La parte actora recurre en apelación alegando, en esencia, que existe un error en la valoración de la prueba, que no podía proponer otra prueba que la documental aportada con la demanda dicha sentencia alegando, que su mandante vive en Rusia y que intenta exigir el cumplimiento de un contrato a empresas que se empeñan en esconderse. Que los actores entregaron 145562,68 euros y que no han recibido nada cambio y que quieren pagar el resto del precio y recibir la vivienda que adquirieron, todo ello en los términos que constan en el recurso de apelación interpuesto.
Segundo.-En cuanto al error en la valoración de la prueba.

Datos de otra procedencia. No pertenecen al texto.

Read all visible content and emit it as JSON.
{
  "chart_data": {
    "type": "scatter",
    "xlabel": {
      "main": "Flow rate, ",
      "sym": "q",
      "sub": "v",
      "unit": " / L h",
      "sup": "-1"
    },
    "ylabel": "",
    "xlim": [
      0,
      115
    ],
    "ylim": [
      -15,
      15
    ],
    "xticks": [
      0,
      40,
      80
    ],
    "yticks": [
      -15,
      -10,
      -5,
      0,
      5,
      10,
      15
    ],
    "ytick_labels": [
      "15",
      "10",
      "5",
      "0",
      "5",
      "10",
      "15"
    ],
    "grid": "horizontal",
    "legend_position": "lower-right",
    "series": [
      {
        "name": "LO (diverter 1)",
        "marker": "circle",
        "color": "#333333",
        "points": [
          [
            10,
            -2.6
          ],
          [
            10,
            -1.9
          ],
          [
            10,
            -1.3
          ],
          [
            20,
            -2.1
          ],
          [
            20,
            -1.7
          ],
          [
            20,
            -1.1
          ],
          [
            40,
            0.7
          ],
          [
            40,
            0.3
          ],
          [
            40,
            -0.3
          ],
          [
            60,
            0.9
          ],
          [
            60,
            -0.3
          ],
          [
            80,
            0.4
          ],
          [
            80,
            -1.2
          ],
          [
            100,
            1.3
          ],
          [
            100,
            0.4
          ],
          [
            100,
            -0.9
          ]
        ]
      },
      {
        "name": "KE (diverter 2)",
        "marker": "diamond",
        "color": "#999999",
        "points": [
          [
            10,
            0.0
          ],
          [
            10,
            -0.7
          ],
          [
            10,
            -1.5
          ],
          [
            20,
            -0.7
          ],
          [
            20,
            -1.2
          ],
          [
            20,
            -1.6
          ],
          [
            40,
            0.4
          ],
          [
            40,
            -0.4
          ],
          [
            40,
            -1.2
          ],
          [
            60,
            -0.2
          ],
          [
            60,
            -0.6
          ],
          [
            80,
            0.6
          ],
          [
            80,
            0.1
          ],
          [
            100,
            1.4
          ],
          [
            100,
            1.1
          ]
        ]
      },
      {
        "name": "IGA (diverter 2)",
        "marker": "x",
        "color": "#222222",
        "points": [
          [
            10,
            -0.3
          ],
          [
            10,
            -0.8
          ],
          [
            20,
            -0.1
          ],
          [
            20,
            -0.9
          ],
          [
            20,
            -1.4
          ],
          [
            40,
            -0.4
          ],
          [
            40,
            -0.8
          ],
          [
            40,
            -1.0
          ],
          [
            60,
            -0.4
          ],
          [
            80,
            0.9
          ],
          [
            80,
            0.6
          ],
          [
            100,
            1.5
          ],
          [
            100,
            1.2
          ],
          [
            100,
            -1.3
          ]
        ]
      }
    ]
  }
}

La doctrina referida a la valoración de la prueba en la segunda instancia establece que cuando de valoraciones probatorias se trata, debe prevalecer, en virtud del principio de inmediación, la valoración de la prueba realizada por el Juzgador de instancia, debiéndose reducir su examen en esta sede a problemas de infracción en concreto de una regla de valoración, al error patente y a la interdicción de la arbitrariedad o irrazonabilidad.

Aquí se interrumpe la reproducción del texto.